Er is zo kort na de transitie, nog geen enkele praktische evaring opgedaan met het toepassen van het regime van de genoemde samenwerkingsregeling. In een dergelijke situatie is het weinig zinvol te speculeren op de kans dat de Koninkrijksregering besluit tot toepassing van artikel 51 van het Statuut.
41
Hoe kan voorkomen worden dat het beleid voor de BES eilanden versnipperd wordt nu respectievelijke Nederlandse bewindspersonen verantwoordelijk zijn voor hun beleidsterreinen op de BES eilanden?

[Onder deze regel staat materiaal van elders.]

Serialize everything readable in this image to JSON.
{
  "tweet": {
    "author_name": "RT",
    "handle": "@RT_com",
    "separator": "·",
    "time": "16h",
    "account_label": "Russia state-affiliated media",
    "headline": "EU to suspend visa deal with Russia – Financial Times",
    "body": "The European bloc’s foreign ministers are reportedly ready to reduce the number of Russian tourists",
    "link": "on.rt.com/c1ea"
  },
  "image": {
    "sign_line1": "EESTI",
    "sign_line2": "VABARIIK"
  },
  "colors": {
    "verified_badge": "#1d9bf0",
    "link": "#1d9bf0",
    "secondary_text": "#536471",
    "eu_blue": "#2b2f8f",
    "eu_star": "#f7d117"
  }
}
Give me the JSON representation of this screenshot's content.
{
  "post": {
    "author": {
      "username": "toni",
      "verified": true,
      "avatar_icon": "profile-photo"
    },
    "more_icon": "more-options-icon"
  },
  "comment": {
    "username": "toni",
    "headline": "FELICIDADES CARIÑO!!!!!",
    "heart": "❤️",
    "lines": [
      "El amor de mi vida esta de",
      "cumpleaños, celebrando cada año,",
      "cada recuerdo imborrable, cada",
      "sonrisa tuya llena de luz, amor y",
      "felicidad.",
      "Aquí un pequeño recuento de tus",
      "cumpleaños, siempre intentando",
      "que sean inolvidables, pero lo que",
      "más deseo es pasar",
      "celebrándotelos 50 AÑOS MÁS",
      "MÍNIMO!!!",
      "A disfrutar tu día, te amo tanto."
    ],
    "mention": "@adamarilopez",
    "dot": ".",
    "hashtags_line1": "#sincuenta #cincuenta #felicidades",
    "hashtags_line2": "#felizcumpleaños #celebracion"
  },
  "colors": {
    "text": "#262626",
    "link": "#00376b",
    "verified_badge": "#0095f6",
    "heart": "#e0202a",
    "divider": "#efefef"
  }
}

Er is een ambtelijk interdepartementaal overleg waar ministeries kwesties met elkaar kunnen bespreken die meerdere ministeries aangaan. Binnen de Rijksdienst Caribisch Nederland (RCN) wordt ook lokaal door ministeries nauw samengewerkt. Bovendien kan de Rijksvertegenwoordiger waar nodig de interdepartementale afstemming bevorderen.
42
Hoe is de verhoging van de ontvangsten Waarborgfunctie, genoemd in de tabel, te verklaren?
In de begroting 2011 is geen sprake van een verhoging van de ontvangsten Waarborgfunctie. Het begrote bedrag is hetzelfde als in de begroting 2010.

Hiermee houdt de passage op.